Forms of stuccos have been used for thousands of years and is an attractive and durable exterior finish. plasters, concrete, and stucco techniques have been used since the age of ancient Egyptians. Advances in building materials were made during the Renaissance and was reflected in architecture and art during that period. During the 1800’s due to the invention of portland cement, plaster and stuccos made a resurgence in architecture. Due to the extensive damage of buildings from the war, a period of reconstruction of Europe occurred following World War II. During this time, many advances were made to Stucco processes.
Properties of Stucco
Stucco is a material made of an aggregate, a binder, and water. Stucco is applied wet and hardens to a very dense solid.

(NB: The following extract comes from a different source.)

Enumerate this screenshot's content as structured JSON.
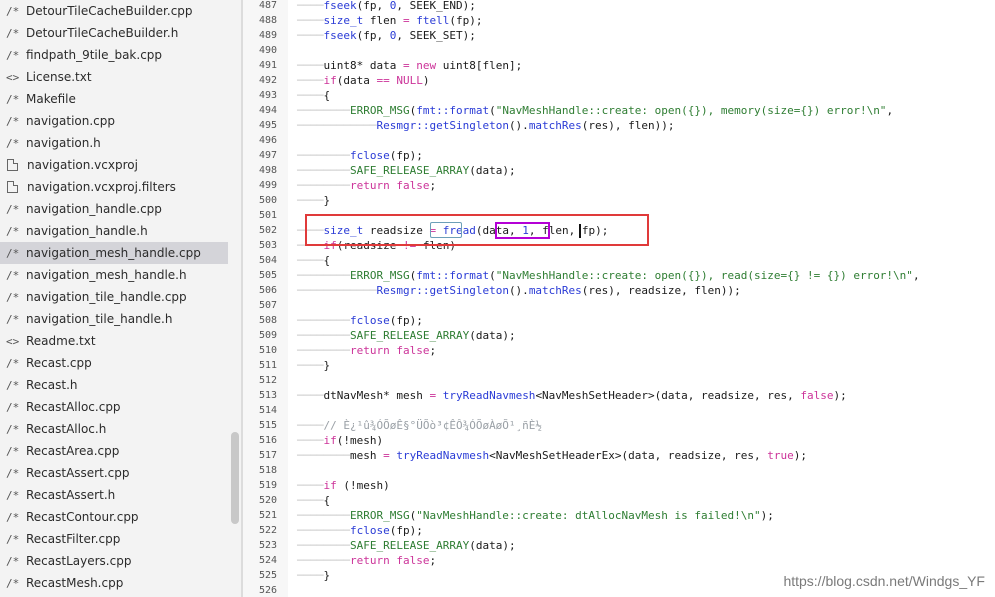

As a building material, stucco is a durable, attractive, and weather-resistant wall covering. It was traditionally used as both an interior and exterior finish applied in one or two thin layers directly over a solid surface. The Finish Coat usually contained an integral color and was typically textured for appearance.
Application of Stucco
The traditional application of Stucco and lath occurs in three coats — the scratch coat, the brown coat and the finish coat. The two base coats of plaster are either hand-applied or machine sprayed. The finish coat can be troweled smooth, hand-textured, floated to a sand finish or sprayed.
In exterior wall applications, the lath is installed over a weather-resistant black asphalt felt paper that protects the framing from the moisture.
A lightweight and cost effective alternative to traditional Hardcoat Stuccos is EIFS (Exterior Insulation Finish Systems), also called Synthetic Stucco.